Derman Tarancı; yoksulluğun, işsizliğin, güvencesizliğin, gelecek kaygısının toplumsal şiddeti arttığı gibi kadına yönelik şiddeti de vahşileştirdiğini söyleyerek, “Kadınlar hakları ve hayatları arasına sıkıştırılmak isteniyor. Siyasal alanda da iktidarın baskılarının, yasakların arttığı, kutuplaşma siyasetinin toplumsal ilişkileri derinden zedelediği, kadınların kazanılmış haklarının tek adam yönetiminin ihtiyaçlarına göre gasp edildiği bir dönemdeyiz. İstanbul Sözleşmesinden çıkılması, nafaka hakkı dahil pek çok hakkın yok edilmesinin hedeflenmesi, çocuk evlilikleri teşvik ve meşrulaştırma politikaları kadınların içinde bulunduğu cendereyi daha da sıkıştırıyor.” ifadelerini kullandı.

“Kadına yönelik şiddetin acilen önlenmesi gerekiyor”

“Kadına yönelik şiddet münferit değil politiktir” diyen Tarancı, şiddete karşı mücadelede sığınaklardan başvuru merkezlerine kadar yerel yönetimleri de kapsayan pek çok idari düzenleme şart olduğunu belirtti.

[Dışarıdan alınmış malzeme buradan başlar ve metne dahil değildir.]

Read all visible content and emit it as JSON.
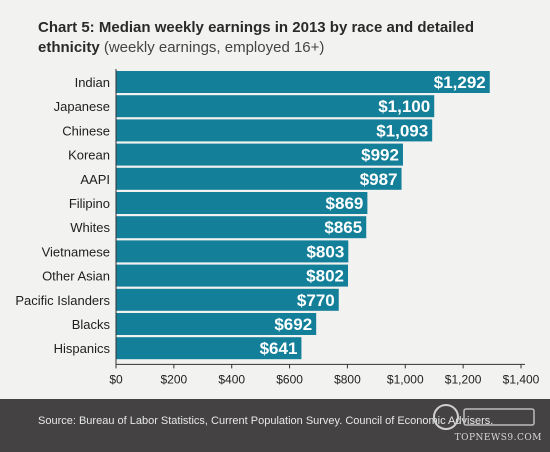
{
  "chart_data": {
    "type": "bar",
    "orientation": "horizontal",
    "title_prefix": "Chart 5:",
    "title": "Median weekly earnings in 2013 by race and detailed ethnicity",
    "subtitle": "(weekly earnings, employed 16+)",
    "categories": [
      "Indian",
      "Japanese",
      "Chinese",
      "Korean",
      "AAPI",
      "Filipino",
      "Whites",
      "Vietnamese",
      "Other Asian",
      "Pacific Islanders",
      "Blacks",
      "Hispanics"
    ],
    "values": [
      1292,
      1100,
      1093,
      992,
      987,
      869,
      865,
      803,
      802,
      770,
      692,
      641
    ],
    "value_labels": [
      "$1,292",
      "$1,100",
      "$1,093",
      "$992",
      "$987",
      "$869",
      "$865",
      "$803",
      "$802",
      "$770",
      "$692",
      "$641"
    ],
    "xlim": [
      0,
      1400
    ],
    "x_ticks": [
      0,
      200,
      400,
      600,
      800,
      1000,
      1200,
      1400
    ],
    "x_tick_labels": [
      "$0",
      "$200",
      "$400",
      "$600",
      "$800",
      "$1,000",
      "$1,200",
      "$1,400"
    ],
    "bar_color": "#137f99",
    "grid": false
  },
  "footer": {
    "source": "Source: Bureau of Labor Statistics, Current Population Survey. Council of Economic Advisers."
  },
  "watermark": {
    "text": "TOPNEWS9.COM"
  }
}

Yasalarda yer alan cezaların uygulanması için kadınların ayrıca mücadele ettiğini ancak bu durumun artık değişmesi gerektiğinin altını çizen Tarancı, “Şiddeti, nefret suçlarını teşvik eden her eylem ve söylemin suç sayılacağı hukuk sistemi oluşturulmalı. Salgın koşullarında daha da artan kadına yönelik şiddetin önüne geçmek için gerekli önlemlerin hızla alınması ve yasal düzenlemelerin yapılması, cinsel yönelim ayrımcılığına, nefret söylemine ve baskılara son verilmesi gerekiyor. Toplumsal yaşamın her alanında cinsiyet eşitliğinin sağlanması, salgın koşullarında ağırlaşan çocuk ve yaşlı bakımının kadınların sırtında bir yük olmaktan çıkarılması için somut adımlar atılması, semtlerde ve işyerlerinde ücretsiz, nitelikli ve yaygın çocuk bakım yuvaları, kreşler açılması, yaşlılar için ücretsiz bakımevlerinin yaygınlaştırılması, işyerlerinde ayrıca emzirme odaları ve annelerin süt izni hakkından taviz verilmemesi acil taleplerimiz.” şeklinde konuştu.

“Mücadele ederek kazanacağız”

Halk için, halkın ihtiyaçlarına göre şekillenecek ekonomi politikaları ve bütçeyle, hak ve özgürlüklerin güvenceye alındığı demokratik bir siyasal rejimi kazanmanın yolunun mücadeleden geçtiğini vurgulayan Derman Tarancı, bu mücadelede kadınların en önemli özne olduğunu belirterek şu sözleri kullandı: Bu mücadele ortaklığında yer alabilecek siyasi partiler, emek ve meslek örgütleri, inanç grupları, kadın hareketi, gençlik inisiyatifleri, platformları, üretici köylüler, çevre hareketi gibi mücadele dinamiklerinin merkezinde olacağı bir halk ittifakı ve ortaklaşılan taleplerle beslenecek mücadele platformuyla kazanıma gidecek yolun önü açılabilir.

Milyarderlerin bizim emeğimizle elde ettiği serveti kalıcı servet vergisi ve gelir vergileriyle vergilendirilsin. Bütçe rant peşinde devletin hazinesine çöreklenen bir avuç sermayedar için değil, halk için, kadınlar için, çocuklar için kullanılabilir. Bu bir “tercih” meselesi. Cumhur ittifakı da Millet İttifakı da tercihini bundan yana kullanmıyor, kullanmayacak. Bu ancak halkın söz ve irade sahibi olduğu halk ittifakının gücüyle mümkün olabilir!